The group believes tax and labour reforms, alongside other policies, are needed to strengthen international trade links and to expand into new markets.

There also remain concerns about a lack of a financial services equivalence deal with the EU.

Miles Celic, CEO of TheCityUK, told Reuters in July there is a need to ensure a compelling proposition for Britain to remain a world-leading financial centre.

He said: “This includes simplifying our regulatory regime while maintaining its quality and strength, providing certainty and clarity with a business tax roadmap, and enhancing efforts to attract and retain the talent we need.”

City figures have also warned London’s status as Europe’s financial capital will be in serious jeopardy if the Treasury and Bank of England are slow to introduce digital Sterling.

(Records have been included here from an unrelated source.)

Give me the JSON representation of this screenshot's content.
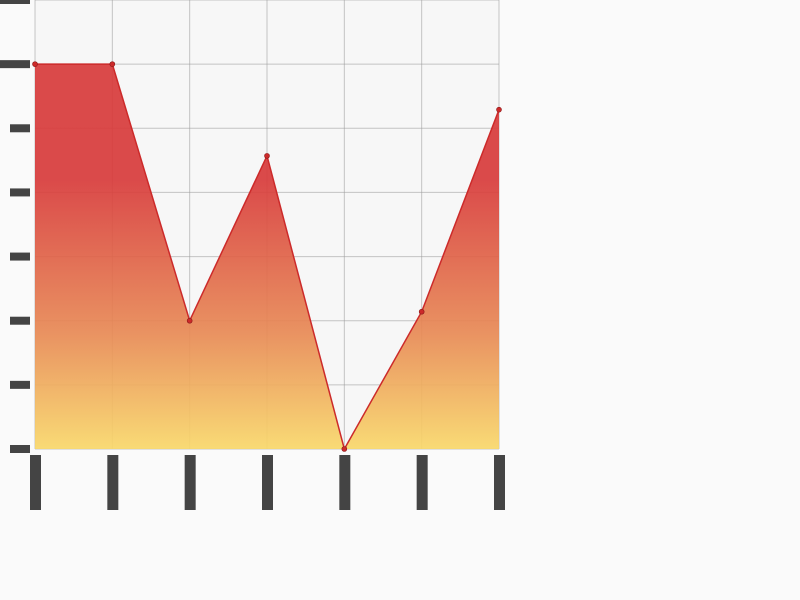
{
  "chart_data": {
    "type": "area",
    "title": "",
    "xlabel": "",
    "ylabel": "",
    "x": [
      0,
      1,
      2,
      3,
      4,
      5,
      6
    ],
    "values": [
      6,
      6,
      2,
      4.57,
      0,
      2.14,
      5.29
    ],
    "ylim": [
      0,
      7
    ],
    "grid": true,
    "legend": "none"
  },
  "colors": {
    "background": "#fafafa",
    "plot_background": "#f7f7f7",
    "grid": "#999999",
    "line": "#cc2a2a",
    "fill_top": "#d83b3b",
    "fill_mid": "#e88a55",
    "fill_bottom": "#f9d86a",
    "ticks": "#444444"
  }
}
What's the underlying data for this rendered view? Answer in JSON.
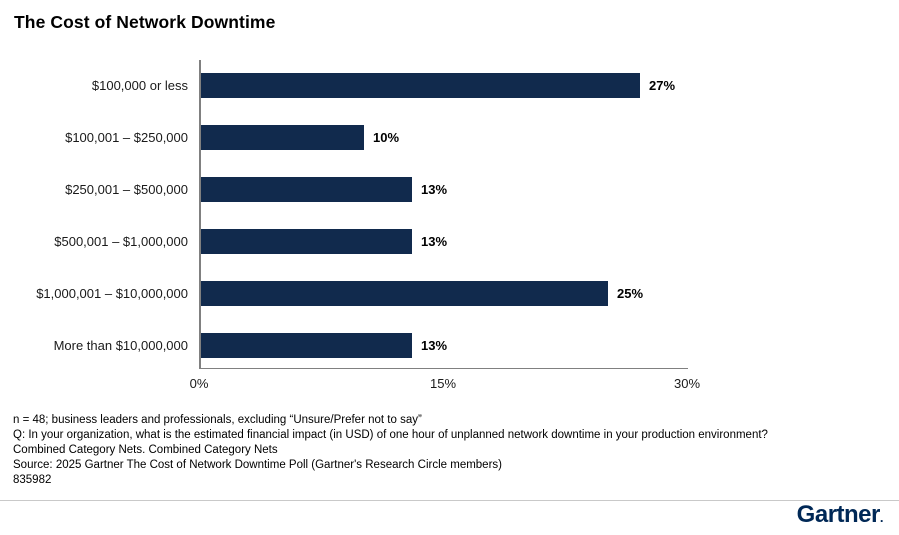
{
  "chart_data": {
    "type": "bar",
    "orientation": "horizontal",
    "title": "The Cost of Network Downtime",
    "categories": [
      "$100,000 or less",
      "$100,001 – $250,000",
      "$250,001 – $500,000",
      "$500,001 – $1,000,000",
      "$1,000,001 – $10,000,000",
      "More than $10,000,000"
    ],
    "values": [
      27,
      10,
      13,
      13,
      25,
      13
    ],
    "value_labels": [
      "27%",
      "10%",
      "13%",
      "13%",
      "25%",
      "13%"
    ],
    "xlabel": "",
    "ylabel": "",
    "xlim": [
      0,
      30
    ],
    "x_ticks": [
      {
        "label": "0%",
        "value": 0
      },
      {
        "label": "15%",
        "value": 15
      },
      {
        "label": "30%",
        "value": 30
      }
    ],
    "grid": false,
    "legend": null,
    "bar_color": "#112A4D",
    "axis_color": "#808080"
  },
  "footnotes": {
    "lines": [
      "n = 48; business leaders and professionals, excluding “Unsure/Prefer not to say”",
      "Q: In your organization, what is the estimated financial impact (in USD) of one hour of unplanned network downtime in your production environment?",
      "Combined Category Nets. Combined Category Nets",
      "Source: 2025 Gartner The Cost of Network Downtime Poll (Gartner's Research Circle members)",
      "835982"
    ]
  },
  "footer": {
    "logo_text": "Gartner",
    "logo_dot": ".",
    "logo_color": "#002856"
  }
}
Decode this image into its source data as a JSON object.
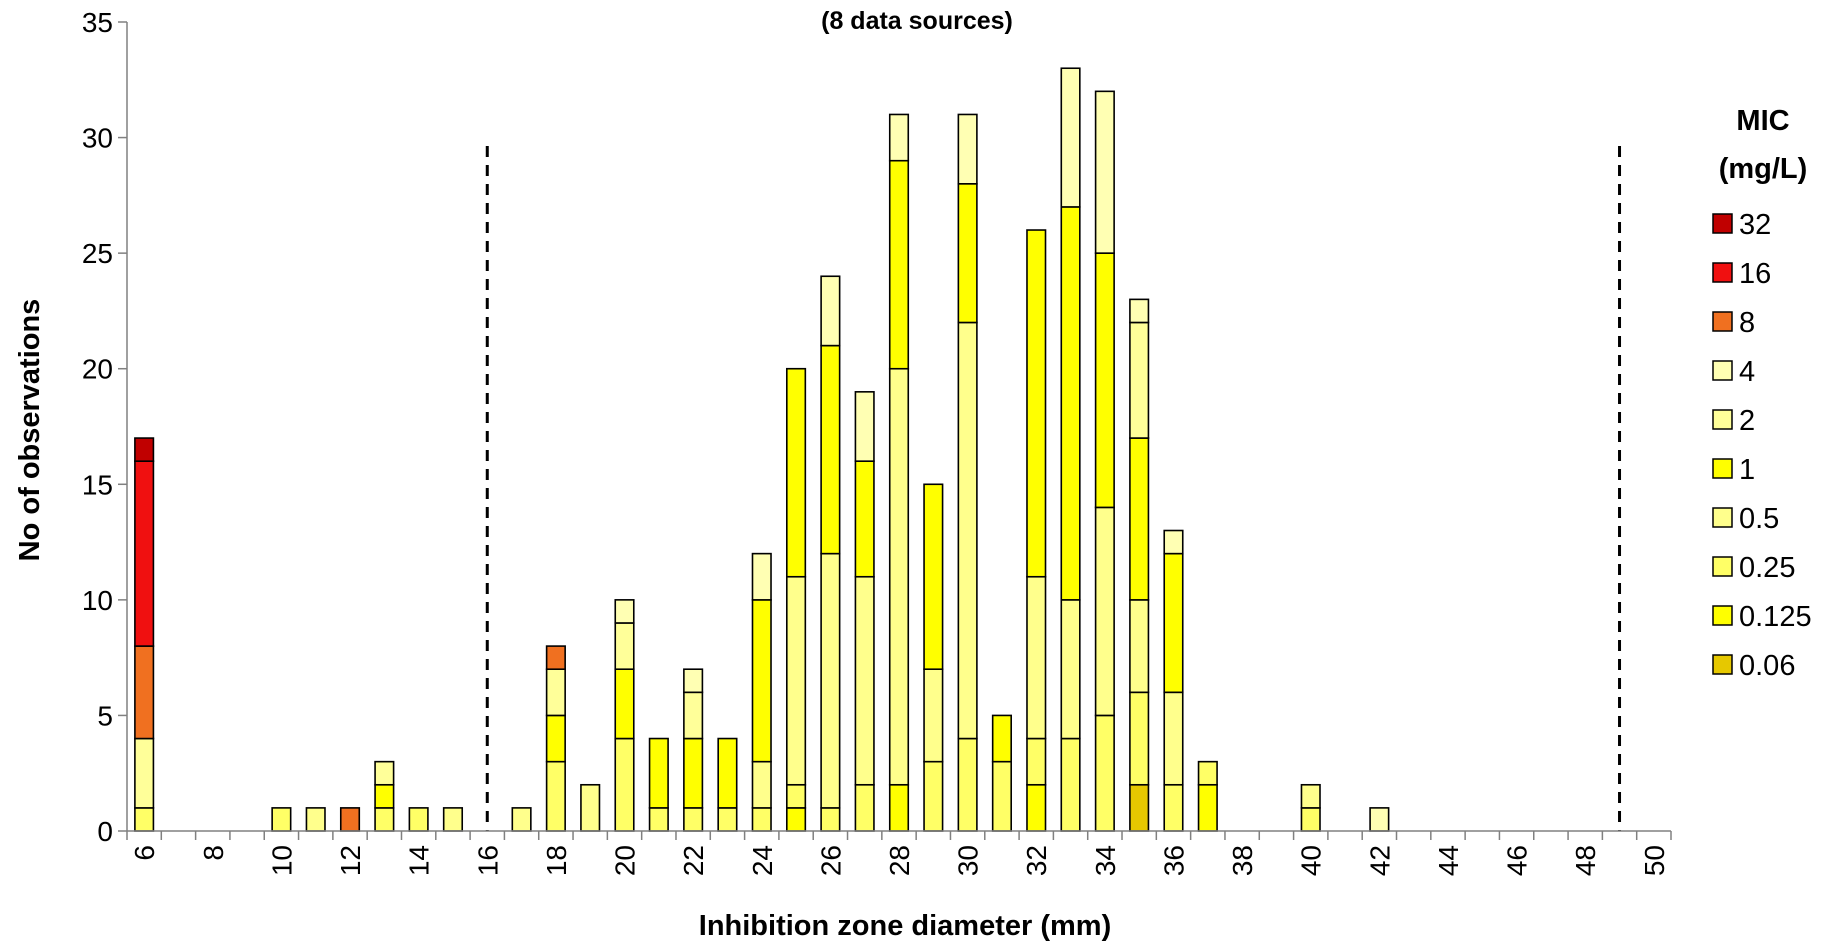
{
  "chart_data": {
    "type": "bar",
    "stacked": true,
    "title": "(8 data sources)",
    "xlabel": "Inhibition zone diameter (mm)",
    "ylabel": "No of observations",
    "ylim": [
      0,
      35
    ],
    "yticks": [
      0,
      5,
      10,
      15,
      20,
      25,
      30,
      35
    ],
    "xlim": [
      6,
      50
    ],
    "xtick_labels": [
      "6",
      "8",
      "10",
      "12",
      "14",
      "16",
      "18",
      "20",
      "22",
      "24",
      "26",
      "28",
      "30",
      "32",
      "34",
      "36",
      "38",
      "40",
      "42",
      "44",
      "46",
      "48",
      "50"
    ],
    "grid": false,
    "legend_position": "right",
    "legend_title": [
      "MIC",
      "(mg/L)"
    ],
    "reference_lines_x": [
      16.5,
      49.5
    ],
    "series": [
      {
        "name": "0.06",
        "color": "#E6C800",
        "x": [
          35
        ],
        "values": [
          2
        ]
      },
      {
        "name": "0.125",
        "color": "#FFFF00",
        "x": [
          25,
          28,
          32,
          37
        ],
        "values": [
          1,
          2,
          2,
          2
        ]
      },
      {
        "name": "0.25",
        "color": "#FFFF66",
        "x": [
          6,
          10,
          13,
          14,
          18,
          20,
          21,
          22,
          23,
          24,
          25,
          26,
          27,
          29,
          30,
          31,
          32,
          33,
          34,
          35,
          36,
          37,
          40
        ],
        "values": [
          1,
          1,
          1,
          1,
          3,
          4,
          1,
          1,
          1,
          1,
          1,
          1,
          2,
          3,
          4,
          3,
          2,
          4,
          5,
          4,
          2,
          1,
          1
        ]
      },
      {
        "name": "0.5",
        "color": "#FFFF8C",
        "x": [
          11,
          15,
          17,
          19,
          24,
          25,
          26,
          27,
          28,
          29,
          30,
          32,
          33,
          34,
          35,
          36,
          40
        ],
        "values": [
          1,
          1,
          1,
          2,
          2,
          9,
          11,
          9,
          18,
          4,
          18,
          7,
          6,
          9,
          4,
          4,
          1
        ]
      },
      {
        "name": "1",
        "color": "#FFFF00",
        "x": [
          13,
          18,
          20,
          21,
          22,
          23,
          24,
          25,
          26,
          27,
          28,
          29,
          30,
          31,
          32,
          33,
          34,
          35,
          36
        ],
        "values": [
          1,
          2,
          3,
          3,
          3,
          3,
          7,
          9,
          9,
          5,
          9,
          8,
          6,
          2,
          15,
          17,
          11,
          7,
          6
        ]
      },
      {
        "name": "2",
        "color": "#FFFF99",
        "x": [
          6,
          13,
          18,
          20,
          22,
          35
        ],
        "values": [
          3,
          1,
          2,
          2,
          2,
          5
        ]
      },
      {
        "name": "4",
        "color": "#FFFFB3",
        "x": [
          20,
          22,
          24,
          26,
          27,
          28,
          30,
          33,
          34,
          35,
          36,
          42
        ],
        "values": [
          1,
          1,
          2,
          3,
          3,
          2,
          3,
          6,
          7,
          1,
          1,
          1
        ]
      },
      {
        "name": "8",
        "color": "#F07020",
        "x": [
          6,
          12,
          18
        ],
        "values": [
          4,
          1,
          1
        ]
      },
      {
        "name": "16",
        "color": "#F01010",
        "x": [
          6
        ],
        "values": [
          8
        ]
      },
      {
        "name": "32",
        "color": "#C00000",
        "x": [
          6
        ],
        "values": [
          1
        ]
      }
    ]
  }
}
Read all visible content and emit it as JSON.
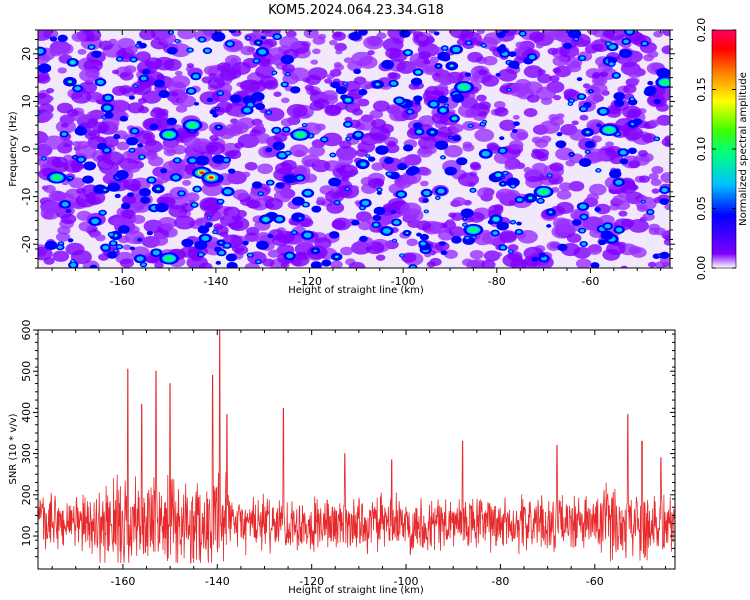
{
  "title": "KOM5.2024.064.23.34.G18",
  "chart_data": [
    {
      "type": "heatmap",
      "xlabel": "Height of straight line (km)",
      "ylabel": "Frequency (Hz)",
      "xlim": [
        -178,
        -43
      ],
      "ylim": [
        -25,
        25
      ],
      "xticks": [
        -160,
        -140,
        -120,
        -100,
        -80,
        -60
      ],
      "yticks": [
        -20,
        -10,
        0,
        10,
        20
      ],
      "colorbar": {
        "label": "Normalized spectral amplitude",
        "range": [
          0.0,
          0.2
        ],
        "ticks": [
          "0.00",
          "0.05",
          "0.10",
          "0.15",
          "0.20"
        ],
        "colors": [
          "#ffffff",
          "#8000ff",
          "#0000ff",
          "#00c0ff",
          "#00ff80",
          "#40ff00",
          "#ffff00",
          "#ff8000",
          "#ff0000",
          "#ff0060"
        ]
      },
      "hotspots": [
        {
          "x": -143,
          "y": -5,
          "value": 0.2
        },
        {
          "x": -141,
          "y": -6,
          "value": 0.17
        },
        {
          "x": -145,
          "y": 5,
          "value": 0.1
        },
        {
          "x": -150,
          "y": 3,
          "value": 0.09
        },
        {
          "x": -174,
          "y": -6,
          "value": 0.1
        },
        {
          "x": -87,
          "y": 13,
          "value": 0.09
        },
        {
          "x": -44,
          "y": 14,
          "value": 0.1
        },
        {
          "x": -70,
          "y": -9,
          "value": 0.09
        },
        {
          "x": -122,
          "y": 3,
          "value": 0.08
        },
        {
          "x": -56,
          "y": 4,
          "value": 0.08
        },
        {
          "x": -150,
          "y": -23,
          "value": 0.08
        },
        {
          "x": -85,
          "y": -17,
          "value": 0.07
        }
      ]
    },
    {
      "type": "line",
      "xlabel": "Height of straight line (km)",
      "ylabel": "SNR (10 * v/v)",
      "xlim": [
        -178,
        -43
      ],
      "ylim": [
        20,
        600
      ],
      "xticks": [
        -160,
        -140,
        -120,
        -100,
        -80,
        -60
      ],
      "yticks": [
        100,
        200,
        300,
        400,
        500,
        600
      ],
      "color": "#e8292b",
      "baseline": 130,
      "peaks": [
        {
          "x": -159,
          "y": 505
        },
        {
          "x": -156,
          "y": 420
        },
        {
          "x": -153,
          "y": 500
        },
        {
          "x": -150,
          "y": 470
        },
        {
          "x": -141,
          "y": 490
        },
        {
          "x": -139.5,
          "y": 600
        },
        {
          "x": -138,
          "y": 395
        },
        {
          "x": -126,
          "y": 410
        },
        {
          "x": -113,
          "y": 300
        },
        {
          "x": -103,
          "y": 285
        },
        {
          "x": -88,
          "y": 330
        },
        {
          "x": -68,
          "y": 320
        },
        {
          "x": -53,
          "y": 395
        },
        {
          "x": -50,
          "y": 330
        },
        {
          "x": -46,
          "y": 290
        }
      ]
    }
  ]
}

Daniel Hodson, former chief of Nationwide Building Society and the London International Financial Futures and Options Exchange, told City A.M. any UK central bank digital currency must be instead geared toward the financial services sector.

He said: “The City’s multicurrency, multiproduct, deep and diverse markets and their associated clearing and settlement activities and institutions have so far largely protected against any demarche to EU financial centres.

“An early wholesale led Euro CBDC, i.e. in advance of any sterling model, would gift an immediate opportunity rapidly to move the bulk of Euro-based transactions away from London to the continent, probably mainly to the advantage of Paris, based on the cost, speed and capital saving associated with its use.”